Lundi 14 août, des groupes de défense des droits de l’homme ont appelé les autorités à rendre des comptes sur la mort de centaines de personnes tuées en une seule journée il y a 10 ans, lorsque les forces de sécurité égyptiennes ont dispersé une manifestation contre l’éviction de Mohamed Morsi, premier président démocratiquement élu en Egypte.
« Depuis une décennie, les autorités égyptiennes n’ont pas tenu qui que ce soit pour responsable du plus grand massacre de l’histoire moderne de l’Égypte », a déclaré Human Rights Watch dans un communiqué.
Des groupes de défense des droits affirment que plus de 800 personnes ont été tuées lorsque les forces de sécurité avaient pris d’assaut Rabaa al-Adawiya, l’une des deux places de la capitale où les manifestants campaient pendant des semaines. Les récits officiels de la dispersion, y compris dans une série télévisée soutenue par l’État, ont décrit les forces de sécurité répondant aux attaques des manifestants armés après leur avoir demandé de partir pacifiquement.
Des centaines de personnes accusées d’avoir participé à la manifestation ont été condamnées lors d’un procès de masse en 2018, nombre d’entre elles ayant été condamnées à mort ou à de longues peines de prison.
L’Initiative égyptienne pour les droits de la personne (EIPR), un groupe indépendant de premier plan, a déclaré dans un rapport qu’elle avait obtenu des informations d’une enquête officielle dont seul le résumé a été rendu public, montrant que les autorités avaient envisagé des moyens moins meurtriers de disperser le sit-in.

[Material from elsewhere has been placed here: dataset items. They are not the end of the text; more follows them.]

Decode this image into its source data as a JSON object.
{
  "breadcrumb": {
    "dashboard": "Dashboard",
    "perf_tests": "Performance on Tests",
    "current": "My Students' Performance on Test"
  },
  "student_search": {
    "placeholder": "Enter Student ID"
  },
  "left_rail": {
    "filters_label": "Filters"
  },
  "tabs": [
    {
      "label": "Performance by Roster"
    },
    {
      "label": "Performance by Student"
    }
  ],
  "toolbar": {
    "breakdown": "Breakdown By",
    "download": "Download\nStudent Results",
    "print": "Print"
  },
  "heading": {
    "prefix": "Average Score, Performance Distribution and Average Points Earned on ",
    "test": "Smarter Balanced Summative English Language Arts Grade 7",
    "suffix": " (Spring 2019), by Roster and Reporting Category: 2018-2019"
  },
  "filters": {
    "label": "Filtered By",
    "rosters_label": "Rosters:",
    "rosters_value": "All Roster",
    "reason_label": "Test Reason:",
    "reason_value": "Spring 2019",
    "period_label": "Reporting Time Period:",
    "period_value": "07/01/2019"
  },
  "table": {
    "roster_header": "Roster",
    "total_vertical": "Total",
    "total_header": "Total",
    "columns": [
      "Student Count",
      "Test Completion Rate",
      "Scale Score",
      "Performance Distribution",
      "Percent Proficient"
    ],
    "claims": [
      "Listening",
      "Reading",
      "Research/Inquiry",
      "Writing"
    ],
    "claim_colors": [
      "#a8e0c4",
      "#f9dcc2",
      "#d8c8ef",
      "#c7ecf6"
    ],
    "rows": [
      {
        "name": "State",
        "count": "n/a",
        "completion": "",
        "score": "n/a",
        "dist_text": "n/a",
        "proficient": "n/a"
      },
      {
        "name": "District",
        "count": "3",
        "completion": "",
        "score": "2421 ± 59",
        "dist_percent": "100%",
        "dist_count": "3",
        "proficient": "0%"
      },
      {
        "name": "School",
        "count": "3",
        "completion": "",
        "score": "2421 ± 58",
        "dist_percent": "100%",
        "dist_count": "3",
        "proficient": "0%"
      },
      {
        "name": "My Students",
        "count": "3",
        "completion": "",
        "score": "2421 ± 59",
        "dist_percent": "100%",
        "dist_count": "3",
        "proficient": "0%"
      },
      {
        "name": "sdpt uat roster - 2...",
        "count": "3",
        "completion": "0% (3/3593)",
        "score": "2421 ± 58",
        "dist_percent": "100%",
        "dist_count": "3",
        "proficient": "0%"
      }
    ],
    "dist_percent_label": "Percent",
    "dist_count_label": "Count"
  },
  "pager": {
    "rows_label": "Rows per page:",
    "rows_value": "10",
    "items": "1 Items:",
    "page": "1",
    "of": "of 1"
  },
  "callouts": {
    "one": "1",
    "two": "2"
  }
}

« Ce que nous exigeons en ce moment, c’est la responsabilité. La responsabilité individuelle doit être attribuée », a déclaré Hossam Bahgat, chef de l’EIPR.
En Egypte, l’évacuation du sit-in de Rabaa al-Adawiya au Caire le 14 août 2013 a marqué l’escalade de la répression contre les partisans du dirigeant renversé des Frères musulmans, Mohamed Morsi. La répression s’est ensuite étendue pour inclure des militants et des politiciens de tous les horizons politiques.